Monday, November 28, 2011

Scientists Behaving Badly - Jim Lacey

http://www.nationalreview.com/articles/284137/scientists-behaving-badly-jim-l...

> Unfortunately, from the very beginning, the core group at the heart of Climategate had no interest in “scientific truth.” As one states: “The trick may be to decide on the main message and use that to guide what’s included and what is left out.” In other words, let’s decide on a conclusion and then use only evidence that proves that point, discarding everything else.
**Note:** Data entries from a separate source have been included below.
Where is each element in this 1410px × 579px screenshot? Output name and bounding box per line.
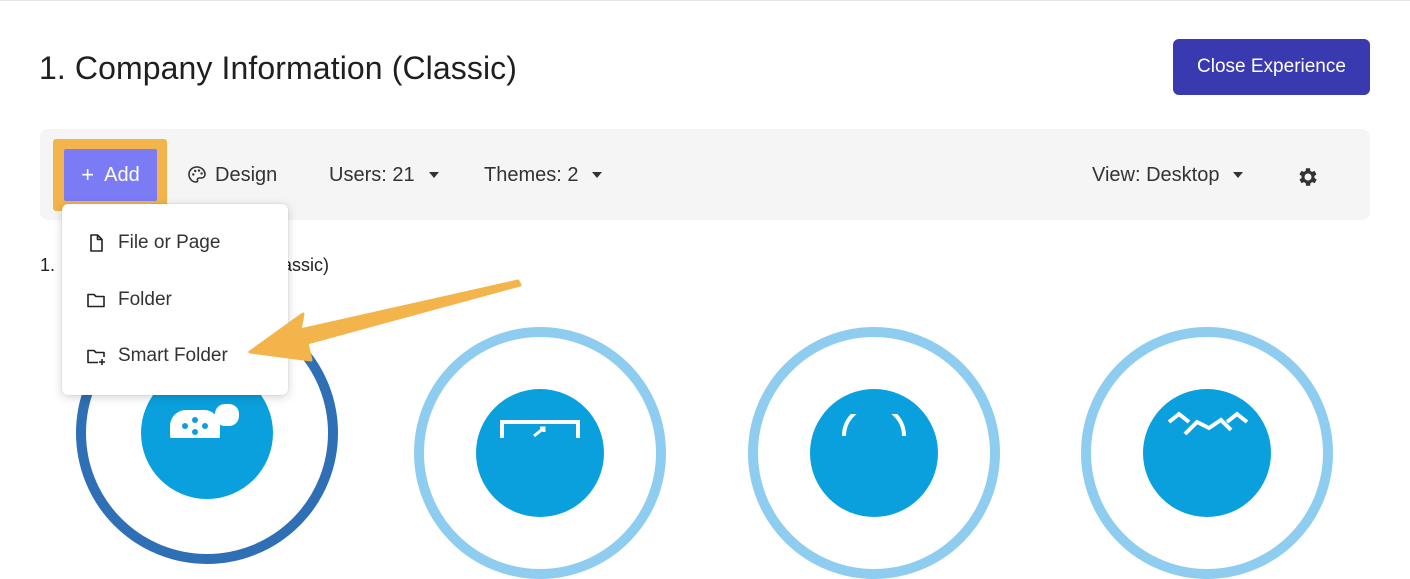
annotation-arrow [248,279,522,362]
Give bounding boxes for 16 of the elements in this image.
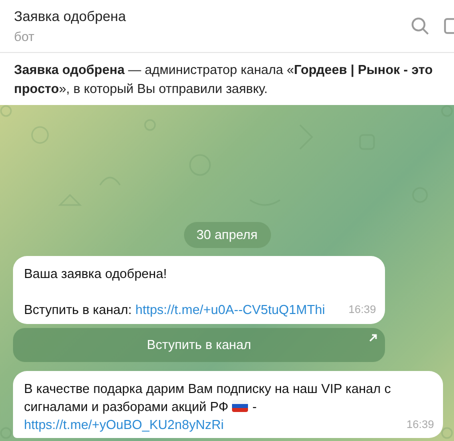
chat-subtitle: бот bbox=[14, 28, 36, 46]
vip-link[interactable]: https://t.me/+yOuBO_KU2n8yNzRi bbox=[24, 416, 224, 432]
search-icon[interactable] bbox=[410, 16, 430, 36]
join-channel-button[interactable]: Вступить в канал bbox=[13, 328, 385, 362]
date-badge: 30 апреля bbox=[184, 222, 270, 248]
message-text: Ваша заявка одобрена! bbox=[24, 264, 168, 282]
message-text: Вступить в канал: https://t.me/+u0A--CV5tuQ1MThi bbox=[24, 300, 326, 318]
flag-icon bbox=[232, 400, 248, 412]
message-text: В качестве подарка дарим Вам подписку на наш VIP канал с сигналами и разборами акций РФ - https://t.me/+yOuBO_KU2n8yNzRi bbox=[24, 380, 392, 434]
panel-icon[interactable] bbox=[444, 16, 454, 36]
pinned-description: Заявка одобрена — администратор канала «Гордеев | Рынок - это просто», в который Вы отправили заявку. bbox=[14, 61, 434, 98]
channel-link[interactable]: https://t.me/+u0A--CV5tuQ1MThi bbox=[135, 302, 326, 316]
message-time: 16:39 bbox=[348, 303, 376, 318]
external-arrow-icon bbox=[369, 334, 377, 342]
message-time: 16:39 bbox=[406, 418, 434, 433]
chat-title: Заявка одобрена bbox=[14, 6, 126, 24]
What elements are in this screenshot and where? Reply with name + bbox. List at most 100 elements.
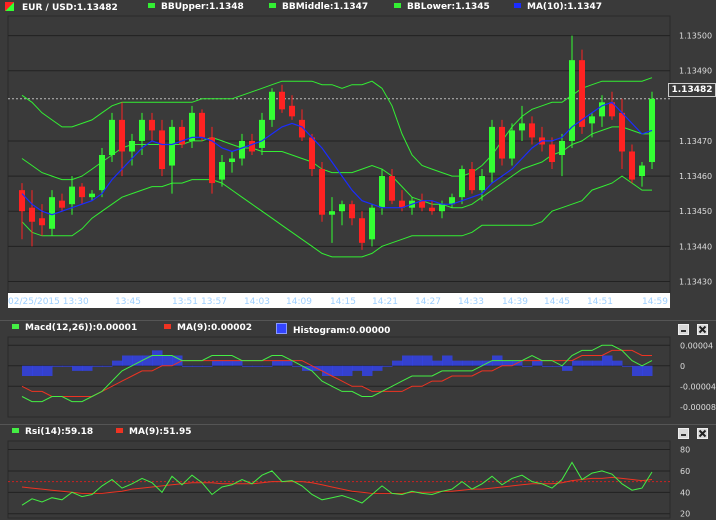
macd-chart[interactable]: 0.00004 0 -0.00004 -0.00008 [0, 321, 716, 419]
histogram-bar [212, 360, 223, 366]
bb-lower-line [21, 175, 652, 258]
x-tick-label: 13:45 [115, 297, 141, 307]
ma10-line [21, 101, 653, 216]
candle-body [319, 169, 325, 215]
histogram-bar [462, 360, 473, 366]
plot-frame [7, 440, 671, 519]
histogram-bar [122, 355, 133, 366]
candle-body [499, 126, 505, 159]
candle-body [169, 126, 175, 166]
x-tick-label: 14:21 [372, 297, 398, 307]
candle-body [629, 151, 635, 180]
y-tick-label: 0 [680, 362, 685, 371]
candle-body [619, 112, 625, 152]
histogram-bar [562, 365, 573, 371]
histogram-bar [342, 365, 353, 376]
candle-body [229, 158, 235, 163]
candle-body [119, 119, 125, 152]
rsi-grid [7, 440, 671, 519]
histogram-bar [432, 360, 443, 366]
y-tick-label: 40 [680, 488, 690, 497]
x-tick-label: 14:27 [415, 297, 441, 307]
y-tick-label: 1.13450 [679, 207, 712, 216]
histogram-bar [42, 365, 53, 376]
candle-body [639, 165, 645, 177]
y-tick-label: -0.00008 [680, 403, 716, 412]
histogram-bar [82, 365, 93, 371]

One scientist who seems to have been slightly troubled by these methods wrote: “I also think the science is being manipulated to put a political spin on it, which for all our sakes might not be too clever in the long run.” In another note to Phil Jones, this same scientist complained: “Observations do not show rising temperatures throughout the tropical troposphere unless you accept one single study and approach and discount a wealth of others. This is just downright dangerous. We need to communicate the uncertainty and be honest.”
>> Of course, nothing of the sort was done. As one e-mail states: “The figure you sent is very deceptive . . . there have been a number of dishonest presentations of model results by individual authors and by IPCC [the Intergovernmental Panel on Climate Change].” Too bad these so-called scientists felt they could tell the truth only to one another and not the public at large. Some of the other truths they shared only with one another are astounding. For instance, one writes: “I find myself in the strange position of being very skeptical of the quality of all present reconstructions, yet sounding like a pro greenhouse zealot here!” So, despite having no confidence in any of the models the IPCC was using in its reports, this scientist was ready to support the IPCC findings to the hilt. And why didn’t he believe the models? Easy: They were designed to tell the big lie. For example, when confronted with the problem that if all the data were included, the warming disappeared, Phil Jones turned to a novel method: He used only “[time] periods that showed warming.”
>> At one point, Jones admits that the “basic problem is that all of the models are wrong.” Of course, there is a simple reason for this. When the models do not show what the warmists want them to show, they simply apply “some tuning.” One scientist was worried enough about this “tuning” to write that he “doubt[ed] the modeling world will be able to get away with this much longer.” In this case, “tuning” means changing the model until it tells you what you want it to. When it became impossible to torture the models any further without making their uselessness apparent to all, the warmists resorted to changing the data.